Proust, M. (1927). Le Temps Retrouvé (Finding Time Again) (C. Prendergast (ed.); Ian Patterson tranlation). Penguin Classics.
This sentence comes in the middle of Proust’s revelation about what his work as a writer should be: to translate his inner world to the outside. He finds much greater richness in understanding the impression that the world makes on individuals than understanding the surface, objective qualities of what is being observed.
Things I take away:
- It reminds me that it is so much richer to listen to and hear someone else’s impressions of the world than it is to talk about objective aspects. Crudely, ‘what’ is objective but ‘how’ reveals this inner world. What did you do versus how did it make you feel?

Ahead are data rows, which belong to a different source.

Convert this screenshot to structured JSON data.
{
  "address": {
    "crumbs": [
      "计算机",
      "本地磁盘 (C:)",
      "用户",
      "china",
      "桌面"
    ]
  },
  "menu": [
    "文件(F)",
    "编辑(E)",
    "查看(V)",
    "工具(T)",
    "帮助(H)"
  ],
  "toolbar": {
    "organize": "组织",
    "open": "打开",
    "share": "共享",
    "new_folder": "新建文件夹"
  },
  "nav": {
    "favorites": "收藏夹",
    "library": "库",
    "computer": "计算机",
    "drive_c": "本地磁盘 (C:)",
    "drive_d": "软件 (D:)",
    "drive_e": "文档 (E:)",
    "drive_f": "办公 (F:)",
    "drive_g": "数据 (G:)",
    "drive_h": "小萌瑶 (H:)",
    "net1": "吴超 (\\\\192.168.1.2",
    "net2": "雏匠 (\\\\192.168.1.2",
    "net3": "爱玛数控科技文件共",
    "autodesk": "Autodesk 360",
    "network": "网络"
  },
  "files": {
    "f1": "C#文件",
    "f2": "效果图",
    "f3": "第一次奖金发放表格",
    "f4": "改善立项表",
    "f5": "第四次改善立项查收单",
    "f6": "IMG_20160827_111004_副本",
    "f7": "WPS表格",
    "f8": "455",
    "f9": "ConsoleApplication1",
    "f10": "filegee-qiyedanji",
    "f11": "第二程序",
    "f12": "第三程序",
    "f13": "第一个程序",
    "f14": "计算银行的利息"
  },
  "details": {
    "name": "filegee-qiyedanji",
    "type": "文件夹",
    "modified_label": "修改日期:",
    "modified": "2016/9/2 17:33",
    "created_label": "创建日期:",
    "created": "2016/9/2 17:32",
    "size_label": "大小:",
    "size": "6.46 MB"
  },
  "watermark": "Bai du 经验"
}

- In teaching and learning, a positivist approach works with the first part in Proust’s formulation: a seemingly objective description of a subject is presented as the truth; whereas a constructivist approach works with this inner world: a constantly updating landscape shaped when sensory inputs crash against the contours of previous experience to create something new inside.
- In design teaching this passage helps us in two ways. First, it reminds us, when interpreting a design brief, to ask if the brief is a genuine expression of the client’s inner world or if it is just an expression of surface requirements. Second, in develop a pitch for a new idea, it reminds us to pay attention to the audience’s inner world: how will this proposal extend into their inner world. It is a world that we can only begin to start understanding by asking questions and listening.